Infarctions in the vascular territory of the posterior cerebral artery: clinical features in 232 patients

BMC Research Notes, Sep 2011

Background Ischemic stroke caused by infarction in the territory of the posterior cerebral artery (PCA) has not been studied as extensively as infarctions in other vascular territories. This single centre, retrospective clinical study was conducted a) to describe salient characteristics of stroke patients with PCA infarction, b) to compare data of these patients with those with ischaemic stroke due to middle cerebral artery (MCA) and anterior cerebral artery (ACA) infarctions, and c) to identify predictors of PCA stroke. Findings A total of 232 patients with PCA stroke were included in the "Sagrat Cor Hospital of Barcelona Stroke Registry" during a period of 19 years (1986-2004). Data from stroke patients are entered in the stroke registry following a standardized protocol with 161 items regarding demographics, risk factors, clinical features, laboratory and neuroimaging data, complications and outcome. The characteristics of these 232 patients with PCA stroke were compared with those of the 1355 patients with MCA infarctions and 51 patients with ACA infarctions included in the registry. Infarctions of the PCA accounted for 6.8% of all cases of stroke (n = 3808) and 9.6% of cerebral infarctions (n = 2704). Lacunar infarction was the most frequent stroke subtype (34.5%) followed by atherothrombotic infarction (29.3%) and cardioembolic infarction (21.6%). In-hospital mortality was 3.9% (n = 9). Forty-five patients (19.4%) were symptom-free at hospital discharge.
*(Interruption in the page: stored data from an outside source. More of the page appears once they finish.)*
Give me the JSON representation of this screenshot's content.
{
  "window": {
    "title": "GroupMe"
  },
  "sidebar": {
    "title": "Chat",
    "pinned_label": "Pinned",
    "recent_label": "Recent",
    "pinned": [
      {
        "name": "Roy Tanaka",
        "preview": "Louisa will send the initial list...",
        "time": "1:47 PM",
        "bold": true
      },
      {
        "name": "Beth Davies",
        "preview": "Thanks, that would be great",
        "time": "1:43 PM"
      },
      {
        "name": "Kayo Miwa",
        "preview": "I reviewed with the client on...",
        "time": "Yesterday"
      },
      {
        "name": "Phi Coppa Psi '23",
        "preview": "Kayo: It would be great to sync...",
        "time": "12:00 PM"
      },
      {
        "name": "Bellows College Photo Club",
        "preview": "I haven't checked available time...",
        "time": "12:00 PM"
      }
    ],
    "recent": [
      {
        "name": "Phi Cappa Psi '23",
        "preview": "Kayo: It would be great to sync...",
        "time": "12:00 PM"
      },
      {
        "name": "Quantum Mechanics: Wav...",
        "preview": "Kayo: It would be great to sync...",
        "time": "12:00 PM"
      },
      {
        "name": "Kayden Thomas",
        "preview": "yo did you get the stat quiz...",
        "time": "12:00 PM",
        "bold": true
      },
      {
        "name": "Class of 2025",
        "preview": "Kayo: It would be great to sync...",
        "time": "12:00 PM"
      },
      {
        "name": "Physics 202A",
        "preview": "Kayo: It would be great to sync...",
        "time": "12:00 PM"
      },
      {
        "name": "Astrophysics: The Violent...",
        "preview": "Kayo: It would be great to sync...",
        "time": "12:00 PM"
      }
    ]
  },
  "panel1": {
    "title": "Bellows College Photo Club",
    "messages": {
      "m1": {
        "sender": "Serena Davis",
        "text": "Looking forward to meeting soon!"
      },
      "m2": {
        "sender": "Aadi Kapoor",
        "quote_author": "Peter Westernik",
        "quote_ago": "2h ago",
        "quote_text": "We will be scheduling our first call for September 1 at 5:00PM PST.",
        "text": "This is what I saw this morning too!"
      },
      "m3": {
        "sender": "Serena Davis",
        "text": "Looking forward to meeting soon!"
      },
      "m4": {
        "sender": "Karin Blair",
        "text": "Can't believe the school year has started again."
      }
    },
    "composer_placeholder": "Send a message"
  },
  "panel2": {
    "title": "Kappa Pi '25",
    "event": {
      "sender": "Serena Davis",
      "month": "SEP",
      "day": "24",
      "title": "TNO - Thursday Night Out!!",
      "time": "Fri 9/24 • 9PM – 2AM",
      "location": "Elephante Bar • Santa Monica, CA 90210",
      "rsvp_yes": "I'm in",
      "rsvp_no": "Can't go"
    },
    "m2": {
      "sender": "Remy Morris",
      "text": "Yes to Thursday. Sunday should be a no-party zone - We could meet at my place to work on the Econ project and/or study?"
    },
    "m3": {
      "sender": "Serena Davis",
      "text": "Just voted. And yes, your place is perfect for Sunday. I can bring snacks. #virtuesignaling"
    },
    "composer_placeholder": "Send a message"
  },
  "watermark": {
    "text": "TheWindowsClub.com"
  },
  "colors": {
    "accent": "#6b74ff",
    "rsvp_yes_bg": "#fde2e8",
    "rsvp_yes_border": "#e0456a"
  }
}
Hemianopia (odds ratio [OR] = 6.43), lacunar stroke subtype (OR = 2.18), symptom-free at discharge (OR = 1.92), limb weakness (OR = 0.10), speech disorders (OR = 0.33) and cardioembolism (OR = 0.65) were independent variables of PCA stroke in comparison with MCA infarction, whereas sensory deficit (OR = 2.36), limb weakness (OR = 0.11) and cardioembolism as stroke mechanism (OR = 0.43) were independent variables associated with PCA stroke in comparison with ACA infarction. Conclusions Lacunar stroke is the main subtype of infarction occurring in the PCA territory. Several clinical features are more frequent in stroke patients with PCA infarction than in patients with ischaemic stroke due to infarction in the MCA and ACA territories. In-hospital mortality in patients with PCA territory is low.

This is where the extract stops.